Architecture

Carmen Perrin habille l’Alhambra de Genève rénové de rouge et d’or

L’aménagement intérieur du bâtiment rénové a été confié à l’artiste genevoise. Elle en a choisi toutes les couleurs, dans un magnifique concept de dégradés métalliques.

L’Alhambra en rouge et or

L’Alhambra est un lieu mythique pour des générations de Genevois puisqu’il a été ouvert en 1920. Rénové, il a été inauguré ce vendredi. Carmen Perrin a choisi les couleurs des lieux. Visite.

La salle d’abord. Du plafond jusqu’au bas des murs, c’est un dégradé de couleurs et de lumières. L’artiste a mis de l’or au sommet, puis, par bandes horizontales de 85 centimètres, a fait évoluer cet or jusqu’au noir profond au ras du sol. Pour cela, avec le fabricant de peinture, elle a ajouté peu à peu de l’aluminium, puis de l’argent, puis du noir dans le mélange. «Ce sont des peintures métalliques, qui renvoient plus ou moins la lumière», expliquait-elle vendredi au milieu de cette salle enfin inaugurée après trois ans de travaux et mille aléas.

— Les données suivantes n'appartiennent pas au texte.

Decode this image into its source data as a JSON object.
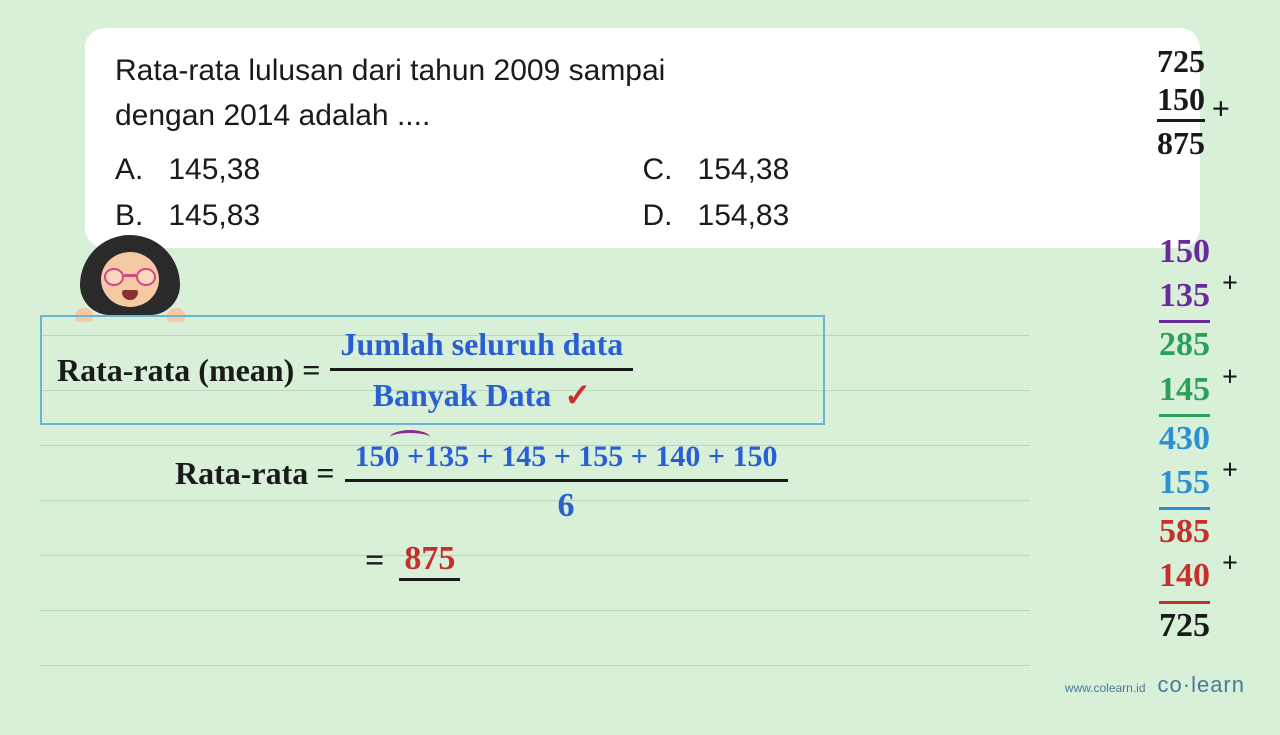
{
  "question": {
    "line1": "Rata-rata lulusan dari tahun 2009 sampai",
    "line2": "dengan 2014 adalah ....",
    "options": {
      "a": {
        "key": "A.",
        "val": "145,38"
      },
      "b": {
        "key": "B.",
        "val": "145,83"
      },
      "c": {
        "key": "C.",
        "val": "154,38"
      },
      "d": {
        "key": "D.",
        "val": "154,83"
      }
    }
  },
  "addition_top": {
    "n1": "725",
    "n2": "150",
    "sum": "875",
    "op": "+",
    "color": "#1a1a1a"
  },
  "formula": {
    "label": "Rata-rata (mean) =",
    "numerator": "Jumlah seluruh data",
    "denominator": "Banyak Data",
    "check": "✓",
    "label_color": "#1a1a1a",
    "formula_color": "#2a5fd4",
    "check_color": "#c4302b",
    "box_border": "#6bb5d4"
  },
  "calculation": {
    "label": "Rata-rata =",
    "numerator": "150 +135 + 145 + 155 + 140 + 150",
    "denominator": "6",
    "arc_color": "#8e2a8e"
  },
  "result": {
    "eq": "=",
    "val": "875",
    "val_color": "#c4302b"
  },
  "side_sums": [
    {
      "text": "150",
      "color": "#6a2a9e",
      "underline": false,
      "plus": false
    },
    {
      "text": "135",
      "color": "#6a2a9e",
      "underline": true,
      "underline_color": "#6a2a9e",
      "plus": true
    },
    {
      "text": "285",
      "color": "#2aa05a",
      "underline": false,
      "plus": false
    },
    {
      "text": "145",
      "color": "#2aa05a",
      "underline": true,
      "underline_color": "#2aa05a",
      "plus": true
    },
    {
      "text": "430",
      "color": "#2a8fd4",
      "underline": false,
      "plus": false
    },
    {
      "text": "155",
      "color": "#2a8fd4",
      "underline": true,
      "underline_color": "#2a8fd4",
      "plus": true
    },
    {
      "text": "585",
      "color": "#c4302b",
      "underline": false,
      "plus": false
    },
    {
      "text": "140",
      "color": "#c4302b",
      "underline": true,
      "underline_color": "#c4302b",
      "plus": true
    },
    {
      "text": "725",
      "color": "#1a1a1a",
      "underline": false,
      "plus": false
    }
  ],
  "footer": {
    "url": "www.colearn.id",
    "brand": "co·learn"
  },
  "colors": {
    "page_bg": "#d8f0d8",
    "card_bg": "#ffffff",
    "text": "#1a1a1a",
    "blue": "#2a5fd4",
    "red": "#c4302b",
    "purple": "#6a2a9e",
    "green": "#2aa05a",
    "teal": "#2a8fd4",
    "box_border": "#6bb5d4"
  },
  "ruled_line_positions": [
    0,
    55,
    110,
    165,
    220,
    275,
    330
  ]
}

Sauvée de la démolition en 1995

Rémy Pagani, conseiller administratif chargé des Constructions, rappelait que la salle avait en 1995 échappé à la démolition grâce à un référendum cantonal. A un projet de parking, les Genevois avaient préféré un lieu culturel, et un morceau d’histoire. Inaugurée sous le nom d’Omnia, encore inscrit en creux sur la façade, l’Alhambra a été une des premières salles de cinéma de Suisse, la première en tout cas à accueillir le parlant. On y a applaudi Mistinguett, Maurice Chevalier et Joséphine Baker.

La voilà donc restaurée, ouverte au public pour la Fête de la musique en juin, puis à la disposition de l’Association des utilisateurs de l’Alhambra (AdUdA), soit une bonne partie des acteurs de la scène musicale locale. Ce sont en effet en priorité les musiques d’aujourd’hui qui seront ici à l’honneur, même si des festivals de cinéma ou d’autres spectacles pourront aussi parfois utiliser ce bijou. C’est ce que précisait vendredi Sami Kanaan, magistrat chargé de la Culture, à qui Rémy Pagani remettait les clés après des années d’action diplomatique pour que les travaux puissent avoir lieu et se clore. Pour que voisins, utilisateurs potentiels et défenseurs du patrimoine ne bloquent pas le projet pour un oui ou pour un non. Il y a eu des imprévus archéologiques également. On a notamment trouvé dans les fouilles un grand four à pain du Ier siècle, qui sera montré au public une fois étudié.

Clin d’œil à Grenade

Carmen Perrin a aussi choisi le rouge du rideau de scène, et des 750 sièges de la salle (amovibles pour accueillir plus d’un millier de spectateurs debout). Son concept s’appelle d’ailleurs «Le rouge vers l’or» , en hommage à l’historien du théâtre Georges Banu, et à son ouvrage sur la poétique du théâtre à l’italienne.

Ce n’est pas seulement dans la salle, mais dans l’ensemble du bâtiment qu’on baigne dans les couleurs choisies par l’artiste. Partout les mêmes dégradés, qui mettent en valeur les détails de l’architecture. Dans les couloirs, dans le foyer du rez-de-chaussée, dans le nouveau foyer aménagé au deuxième étage, d’où l’on a accès aux balcons, et bien sûr dans l’Alhambar, célèbre avant la fermeture tant pour ses brunchs dominicaux que pour ses soirées festives.

Sur le mur d’un couloir, au dernier moment, Carmen Perrin a souhaité apposer une écriture rouge, «Alhambra», mais en caractères arabes. «L’Alhambra de Grenade était surnommée la Rouge, Al-Hamra, parce que le soleil couchant enflammait ses murs», rappelle-t-elle. Entre le prestigieux témoin architectural de la présence de l’islam en Espagne et la salle des fêtes genevoises, le lien ne tient guère qu’à un nom qui fait rêver. Et peut-être à cette nouvelle façade arrière, désormais revêtue d’une peau de métal cuivré, aérée de moucharabiehs qui rappellent les oculi du plafond de la salle, et donc l’architecture arabisante.